During February I plan to start reading War and Peace. It has been on my list a long time, but a college pal spoiled a plot point so I had to wait a few years to forget what he said. b_b says he will read along, anyone else interested? 2666 was a lot of fun.
It's long. More of a good thing, I figure. Among classics, it is about half as long as À la recherche du temps perdu and similar to Les Misérables, and somewhere between the modern titles Infinite Jest and Atlas Shrugged, which people apparently read.
In 2015, I bailed out on Facebook and Instagram and the rest of the socmed sinkholes. (Miss them, sometimes, but have no plans to return.) Last month I realized that without any special effort my total reading for the year jumped from about 3000 pages in 2015 to nearly hitting what used to be my annual goal of 10,000 pages in 2016.

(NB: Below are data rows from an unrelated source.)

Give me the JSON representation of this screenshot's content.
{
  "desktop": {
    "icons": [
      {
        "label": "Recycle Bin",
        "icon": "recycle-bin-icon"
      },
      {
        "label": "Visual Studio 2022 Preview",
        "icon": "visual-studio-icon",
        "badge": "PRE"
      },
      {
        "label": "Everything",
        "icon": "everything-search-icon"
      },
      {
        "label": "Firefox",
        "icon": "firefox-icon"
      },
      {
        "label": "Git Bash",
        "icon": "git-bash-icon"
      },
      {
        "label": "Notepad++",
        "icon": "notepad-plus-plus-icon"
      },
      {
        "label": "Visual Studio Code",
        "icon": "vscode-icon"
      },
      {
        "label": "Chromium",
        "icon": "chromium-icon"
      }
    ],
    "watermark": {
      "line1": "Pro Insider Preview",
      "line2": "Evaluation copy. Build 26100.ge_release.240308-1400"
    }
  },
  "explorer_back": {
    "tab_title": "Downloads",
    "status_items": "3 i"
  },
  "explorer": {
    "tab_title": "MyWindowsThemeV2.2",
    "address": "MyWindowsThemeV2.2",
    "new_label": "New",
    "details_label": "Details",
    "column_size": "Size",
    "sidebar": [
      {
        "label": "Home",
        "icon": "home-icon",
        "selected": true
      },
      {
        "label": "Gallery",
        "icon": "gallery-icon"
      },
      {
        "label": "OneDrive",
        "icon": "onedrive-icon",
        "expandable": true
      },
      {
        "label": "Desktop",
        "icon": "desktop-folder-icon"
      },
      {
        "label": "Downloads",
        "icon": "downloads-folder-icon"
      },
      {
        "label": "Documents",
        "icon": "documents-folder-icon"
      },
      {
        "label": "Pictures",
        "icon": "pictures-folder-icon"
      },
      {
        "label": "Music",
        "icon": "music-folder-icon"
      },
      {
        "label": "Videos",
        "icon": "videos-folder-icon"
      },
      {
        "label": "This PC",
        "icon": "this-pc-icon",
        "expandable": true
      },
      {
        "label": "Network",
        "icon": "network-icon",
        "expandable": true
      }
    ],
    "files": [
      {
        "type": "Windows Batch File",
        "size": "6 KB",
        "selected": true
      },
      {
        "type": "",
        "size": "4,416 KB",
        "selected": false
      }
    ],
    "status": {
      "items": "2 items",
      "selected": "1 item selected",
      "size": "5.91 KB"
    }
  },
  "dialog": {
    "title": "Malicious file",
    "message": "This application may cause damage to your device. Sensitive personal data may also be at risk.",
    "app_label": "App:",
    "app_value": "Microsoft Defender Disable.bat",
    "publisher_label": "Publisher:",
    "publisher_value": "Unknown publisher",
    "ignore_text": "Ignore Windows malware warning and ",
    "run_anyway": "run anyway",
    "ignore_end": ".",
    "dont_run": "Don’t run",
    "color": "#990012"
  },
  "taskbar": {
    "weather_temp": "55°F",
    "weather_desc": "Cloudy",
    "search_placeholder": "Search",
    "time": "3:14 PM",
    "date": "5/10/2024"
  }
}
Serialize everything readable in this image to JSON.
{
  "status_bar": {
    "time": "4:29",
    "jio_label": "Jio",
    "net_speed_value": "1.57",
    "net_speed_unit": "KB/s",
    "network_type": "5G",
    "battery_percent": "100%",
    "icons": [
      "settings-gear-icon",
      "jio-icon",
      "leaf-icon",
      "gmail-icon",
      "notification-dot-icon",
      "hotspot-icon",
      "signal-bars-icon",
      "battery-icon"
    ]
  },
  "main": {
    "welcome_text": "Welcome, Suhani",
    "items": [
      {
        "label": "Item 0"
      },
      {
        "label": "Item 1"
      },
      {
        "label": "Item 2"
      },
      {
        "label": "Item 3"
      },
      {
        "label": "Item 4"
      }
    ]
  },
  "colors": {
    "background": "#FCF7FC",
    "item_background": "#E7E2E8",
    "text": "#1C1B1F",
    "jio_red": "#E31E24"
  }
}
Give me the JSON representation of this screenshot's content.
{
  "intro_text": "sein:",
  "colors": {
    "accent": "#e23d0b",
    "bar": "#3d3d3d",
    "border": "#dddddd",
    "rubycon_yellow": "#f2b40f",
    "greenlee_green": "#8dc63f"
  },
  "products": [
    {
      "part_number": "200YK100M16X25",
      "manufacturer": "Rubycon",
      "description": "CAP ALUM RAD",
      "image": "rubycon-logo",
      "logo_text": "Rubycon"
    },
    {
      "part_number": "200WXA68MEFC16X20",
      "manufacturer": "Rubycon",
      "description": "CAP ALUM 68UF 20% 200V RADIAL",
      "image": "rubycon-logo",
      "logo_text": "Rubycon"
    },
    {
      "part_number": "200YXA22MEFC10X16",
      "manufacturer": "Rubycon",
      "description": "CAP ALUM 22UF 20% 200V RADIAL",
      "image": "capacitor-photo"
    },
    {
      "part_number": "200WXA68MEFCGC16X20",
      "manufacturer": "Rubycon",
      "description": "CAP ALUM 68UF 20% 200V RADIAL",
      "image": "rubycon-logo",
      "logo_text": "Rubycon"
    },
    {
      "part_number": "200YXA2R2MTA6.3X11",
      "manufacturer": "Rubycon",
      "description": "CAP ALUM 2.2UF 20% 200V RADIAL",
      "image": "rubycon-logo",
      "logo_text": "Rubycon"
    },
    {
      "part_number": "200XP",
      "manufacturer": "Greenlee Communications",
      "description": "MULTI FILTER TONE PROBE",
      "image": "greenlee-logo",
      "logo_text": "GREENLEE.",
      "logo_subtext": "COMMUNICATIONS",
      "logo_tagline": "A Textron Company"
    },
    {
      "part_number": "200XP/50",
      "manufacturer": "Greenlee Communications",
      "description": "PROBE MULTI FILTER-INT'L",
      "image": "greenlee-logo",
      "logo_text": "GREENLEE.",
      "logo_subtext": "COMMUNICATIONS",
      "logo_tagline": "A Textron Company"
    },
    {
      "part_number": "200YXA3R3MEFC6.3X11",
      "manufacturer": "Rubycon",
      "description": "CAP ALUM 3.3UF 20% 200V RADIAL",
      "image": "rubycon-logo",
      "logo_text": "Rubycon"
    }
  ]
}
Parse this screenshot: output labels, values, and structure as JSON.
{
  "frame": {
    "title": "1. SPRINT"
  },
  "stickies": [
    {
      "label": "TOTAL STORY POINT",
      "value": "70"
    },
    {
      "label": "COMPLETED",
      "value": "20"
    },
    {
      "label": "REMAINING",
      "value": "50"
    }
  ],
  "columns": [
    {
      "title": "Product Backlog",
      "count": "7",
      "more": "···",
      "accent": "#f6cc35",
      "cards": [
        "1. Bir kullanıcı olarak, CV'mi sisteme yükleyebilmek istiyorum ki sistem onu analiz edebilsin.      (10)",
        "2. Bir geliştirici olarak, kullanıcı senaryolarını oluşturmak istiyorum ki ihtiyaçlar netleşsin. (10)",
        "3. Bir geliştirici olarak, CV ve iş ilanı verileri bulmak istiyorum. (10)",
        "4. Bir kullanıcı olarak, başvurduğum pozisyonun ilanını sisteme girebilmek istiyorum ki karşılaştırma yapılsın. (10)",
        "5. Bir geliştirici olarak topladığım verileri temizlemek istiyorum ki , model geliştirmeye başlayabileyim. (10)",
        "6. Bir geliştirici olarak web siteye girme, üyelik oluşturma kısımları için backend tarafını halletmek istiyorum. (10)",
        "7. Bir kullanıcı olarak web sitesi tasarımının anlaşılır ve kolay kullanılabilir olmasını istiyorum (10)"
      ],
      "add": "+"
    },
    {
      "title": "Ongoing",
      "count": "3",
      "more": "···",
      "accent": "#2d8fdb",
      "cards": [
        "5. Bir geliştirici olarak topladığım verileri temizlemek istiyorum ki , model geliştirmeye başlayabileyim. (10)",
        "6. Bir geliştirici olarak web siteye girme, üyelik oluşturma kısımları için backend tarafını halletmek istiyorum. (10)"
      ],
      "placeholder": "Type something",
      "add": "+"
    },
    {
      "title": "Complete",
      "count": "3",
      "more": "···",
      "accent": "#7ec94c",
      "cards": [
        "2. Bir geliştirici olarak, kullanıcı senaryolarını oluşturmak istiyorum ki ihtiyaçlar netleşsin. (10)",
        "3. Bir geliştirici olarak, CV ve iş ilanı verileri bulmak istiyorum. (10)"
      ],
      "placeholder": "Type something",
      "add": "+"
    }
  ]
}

This year I am just over my target of 30 pages per day after reading Grendel, How Not to Be Wrong, and The Annotated Alice in January. Tolstoy should get me through several weeks of commuting before bike weather returns.
I picked up a Kindle edition of the Oxford World's Classics edition, which updates the classic translation by Tolstoy's friends Aylmer and Louise Maude with some maps and many notes. Gutenberg has other digital formats, and Google Play has cheap and free editions.